Dois casais homoafetivos se beijam durante formatura na PMDF: o soldado Henrique Harrison sofreu ataques homofóbicos Imagem: Arquivo pessoal

Luiza Souto

De Universa

21/01/2022 04h00

Era 12 de janeiro de 2020 quando o policial militar Henrique Harrison da Costa realizava o sonho de se tornar soldado para combater a criminalidade no Distrito Federal: após 7 meses de curso, ele se formava naquele dia e, para celebrar, selou um beijo no marido, Jadson Lima. Mas a foto da comemoração, postada na sua rede social, despertou ódio na corporação e rendeu investigação por homofobia.
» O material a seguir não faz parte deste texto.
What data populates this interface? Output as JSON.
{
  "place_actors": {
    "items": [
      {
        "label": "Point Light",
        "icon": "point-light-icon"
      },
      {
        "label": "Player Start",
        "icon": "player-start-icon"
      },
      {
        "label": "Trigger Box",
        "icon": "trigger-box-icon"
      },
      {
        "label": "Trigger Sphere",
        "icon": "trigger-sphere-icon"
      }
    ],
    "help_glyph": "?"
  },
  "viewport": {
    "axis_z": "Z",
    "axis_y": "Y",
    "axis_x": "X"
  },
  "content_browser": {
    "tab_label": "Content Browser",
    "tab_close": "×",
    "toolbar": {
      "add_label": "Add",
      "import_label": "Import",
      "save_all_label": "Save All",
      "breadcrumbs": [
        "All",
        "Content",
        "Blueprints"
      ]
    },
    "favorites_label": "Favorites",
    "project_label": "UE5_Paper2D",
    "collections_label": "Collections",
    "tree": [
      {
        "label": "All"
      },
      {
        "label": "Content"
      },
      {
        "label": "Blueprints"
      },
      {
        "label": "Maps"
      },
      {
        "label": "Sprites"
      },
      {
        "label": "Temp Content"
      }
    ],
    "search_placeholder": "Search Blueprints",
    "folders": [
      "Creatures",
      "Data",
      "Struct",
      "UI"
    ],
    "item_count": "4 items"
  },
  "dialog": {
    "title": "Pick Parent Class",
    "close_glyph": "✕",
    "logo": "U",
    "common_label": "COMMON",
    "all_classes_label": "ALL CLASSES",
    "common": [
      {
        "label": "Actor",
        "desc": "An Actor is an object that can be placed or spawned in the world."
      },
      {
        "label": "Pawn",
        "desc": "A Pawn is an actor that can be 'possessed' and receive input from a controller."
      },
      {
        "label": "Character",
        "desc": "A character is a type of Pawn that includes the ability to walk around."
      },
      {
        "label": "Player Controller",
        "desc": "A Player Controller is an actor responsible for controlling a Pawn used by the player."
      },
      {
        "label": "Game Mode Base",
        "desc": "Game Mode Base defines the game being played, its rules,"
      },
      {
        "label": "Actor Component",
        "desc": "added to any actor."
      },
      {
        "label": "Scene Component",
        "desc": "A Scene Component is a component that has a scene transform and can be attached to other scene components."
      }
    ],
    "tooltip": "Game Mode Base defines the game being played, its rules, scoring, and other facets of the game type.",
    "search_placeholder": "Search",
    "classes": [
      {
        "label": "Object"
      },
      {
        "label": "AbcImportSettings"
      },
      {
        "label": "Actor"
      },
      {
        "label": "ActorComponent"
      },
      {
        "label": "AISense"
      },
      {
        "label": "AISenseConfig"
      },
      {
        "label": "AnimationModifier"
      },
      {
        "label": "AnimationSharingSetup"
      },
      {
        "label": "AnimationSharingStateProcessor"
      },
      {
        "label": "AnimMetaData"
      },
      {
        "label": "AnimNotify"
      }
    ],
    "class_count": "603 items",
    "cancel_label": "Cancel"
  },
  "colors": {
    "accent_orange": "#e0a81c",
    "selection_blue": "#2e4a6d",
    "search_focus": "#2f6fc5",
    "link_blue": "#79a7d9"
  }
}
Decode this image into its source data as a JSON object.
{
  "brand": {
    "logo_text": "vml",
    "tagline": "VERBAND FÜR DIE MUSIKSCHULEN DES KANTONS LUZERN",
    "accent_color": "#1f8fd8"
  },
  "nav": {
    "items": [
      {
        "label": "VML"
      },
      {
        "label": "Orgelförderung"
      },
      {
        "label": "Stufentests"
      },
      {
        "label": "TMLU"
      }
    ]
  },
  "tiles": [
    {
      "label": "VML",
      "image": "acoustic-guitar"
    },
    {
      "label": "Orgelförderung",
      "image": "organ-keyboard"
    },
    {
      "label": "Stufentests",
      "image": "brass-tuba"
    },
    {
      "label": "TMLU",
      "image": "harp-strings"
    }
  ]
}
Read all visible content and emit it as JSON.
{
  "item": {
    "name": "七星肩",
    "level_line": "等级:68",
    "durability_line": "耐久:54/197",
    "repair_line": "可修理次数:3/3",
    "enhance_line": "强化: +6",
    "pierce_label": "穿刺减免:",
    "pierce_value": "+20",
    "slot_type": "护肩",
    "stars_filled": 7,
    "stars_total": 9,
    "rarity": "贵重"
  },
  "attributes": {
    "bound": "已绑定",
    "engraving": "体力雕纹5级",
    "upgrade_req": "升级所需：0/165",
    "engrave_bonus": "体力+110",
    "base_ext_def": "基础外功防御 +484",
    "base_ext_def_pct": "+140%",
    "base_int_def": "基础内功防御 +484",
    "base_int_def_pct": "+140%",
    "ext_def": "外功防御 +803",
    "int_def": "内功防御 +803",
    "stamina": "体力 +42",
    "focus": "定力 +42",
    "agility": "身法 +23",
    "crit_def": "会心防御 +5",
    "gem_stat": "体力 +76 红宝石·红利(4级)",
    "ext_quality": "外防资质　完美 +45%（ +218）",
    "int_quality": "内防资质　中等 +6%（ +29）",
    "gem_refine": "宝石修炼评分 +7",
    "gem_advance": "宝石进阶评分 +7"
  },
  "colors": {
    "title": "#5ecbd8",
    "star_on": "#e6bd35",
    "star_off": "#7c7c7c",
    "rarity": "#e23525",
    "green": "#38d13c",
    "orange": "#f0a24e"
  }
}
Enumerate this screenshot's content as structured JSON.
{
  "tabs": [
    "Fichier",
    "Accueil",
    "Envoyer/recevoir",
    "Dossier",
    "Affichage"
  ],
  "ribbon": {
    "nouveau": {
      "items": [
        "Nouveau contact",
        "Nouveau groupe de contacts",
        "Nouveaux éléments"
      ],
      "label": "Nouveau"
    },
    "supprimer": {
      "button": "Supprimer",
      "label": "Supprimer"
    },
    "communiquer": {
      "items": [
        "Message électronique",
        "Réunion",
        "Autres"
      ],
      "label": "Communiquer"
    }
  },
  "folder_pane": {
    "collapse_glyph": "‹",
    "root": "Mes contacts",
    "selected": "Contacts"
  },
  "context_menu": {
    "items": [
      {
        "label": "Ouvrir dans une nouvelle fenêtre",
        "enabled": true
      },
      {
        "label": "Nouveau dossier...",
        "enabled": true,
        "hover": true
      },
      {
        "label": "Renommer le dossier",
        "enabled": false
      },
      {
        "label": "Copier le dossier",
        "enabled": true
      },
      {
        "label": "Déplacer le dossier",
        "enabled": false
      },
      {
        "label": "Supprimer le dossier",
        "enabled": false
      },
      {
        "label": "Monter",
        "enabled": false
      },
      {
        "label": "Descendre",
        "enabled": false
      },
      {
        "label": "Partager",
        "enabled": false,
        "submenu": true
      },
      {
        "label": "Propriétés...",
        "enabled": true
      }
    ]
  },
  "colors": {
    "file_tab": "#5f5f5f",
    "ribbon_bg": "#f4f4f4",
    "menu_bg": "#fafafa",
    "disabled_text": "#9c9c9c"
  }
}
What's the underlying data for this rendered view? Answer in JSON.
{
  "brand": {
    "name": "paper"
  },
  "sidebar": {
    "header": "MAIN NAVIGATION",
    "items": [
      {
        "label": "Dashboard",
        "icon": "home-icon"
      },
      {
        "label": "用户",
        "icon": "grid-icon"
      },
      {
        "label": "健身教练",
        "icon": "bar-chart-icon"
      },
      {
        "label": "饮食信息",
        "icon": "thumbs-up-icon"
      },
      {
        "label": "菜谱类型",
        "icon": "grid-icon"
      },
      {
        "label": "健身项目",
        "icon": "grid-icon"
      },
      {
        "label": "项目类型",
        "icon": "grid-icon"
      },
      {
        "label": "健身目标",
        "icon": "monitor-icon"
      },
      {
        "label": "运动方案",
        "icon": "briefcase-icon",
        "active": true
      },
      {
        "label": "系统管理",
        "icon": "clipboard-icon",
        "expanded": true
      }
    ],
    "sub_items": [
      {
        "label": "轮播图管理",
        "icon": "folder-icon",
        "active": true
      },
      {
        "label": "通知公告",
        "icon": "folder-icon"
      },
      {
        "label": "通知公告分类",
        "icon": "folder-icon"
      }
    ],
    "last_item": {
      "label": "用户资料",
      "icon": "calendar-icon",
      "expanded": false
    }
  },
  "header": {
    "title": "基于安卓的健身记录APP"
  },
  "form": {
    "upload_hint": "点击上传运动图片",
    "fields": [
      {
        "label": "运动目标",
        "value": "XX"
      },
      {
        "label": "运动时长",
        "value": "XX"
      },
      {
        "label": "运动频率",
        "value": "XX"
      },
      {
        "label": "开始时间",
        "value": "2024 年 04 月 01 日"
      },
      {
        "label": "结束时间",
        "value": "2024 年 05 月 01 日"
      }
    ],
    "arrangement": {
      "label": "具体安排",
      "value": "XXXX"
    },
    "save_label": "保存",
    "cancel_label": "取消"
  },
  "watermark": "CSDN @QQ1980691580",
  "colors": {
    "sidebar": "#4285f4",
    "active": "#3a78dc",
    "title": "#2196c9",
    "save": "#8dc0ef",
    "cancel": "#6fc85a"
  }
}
Em um áudio enviado em grupos de colegas da PM, o tenente-coronel da reserva Ivon Correia reclamou do que ele considerava "avacalhação", e afirmou que na corporação deve-se "sempre preservar a honra e o pudor do policial militar". Em outro áudio, um sargento identificado como Astrogilson Alves de Freitas foi além, e ameaçou Henrique. Na mensagem de voz, ele disse que "pode até ficar calado, mas tem outros jeitos de 'sancionar' esse tipo de situação".

Dois anos após o episódio, a polícia civil da capital abriu inquérito, no último dia 10, para apurar o crime de homofobia contra Freitas. Henrique, que está afastado da corporação por problema de saúde provocado após o episódio, comemora, mas diz temer por sua segurança:

"Confio na PMDF, e não quero criticar nenhum superior, até para não ser mais punido, porque todas as retaliações que sofri desde então vêm da Corregedoria da PM. O sentimento é de desespero, e só preciso de ajuda. Quem faz isso se sente representado por um presidente homofóbico descaradamente, que é o Bolsonaro", desabafa ele após apontar que vem sofrendo represálias desde então.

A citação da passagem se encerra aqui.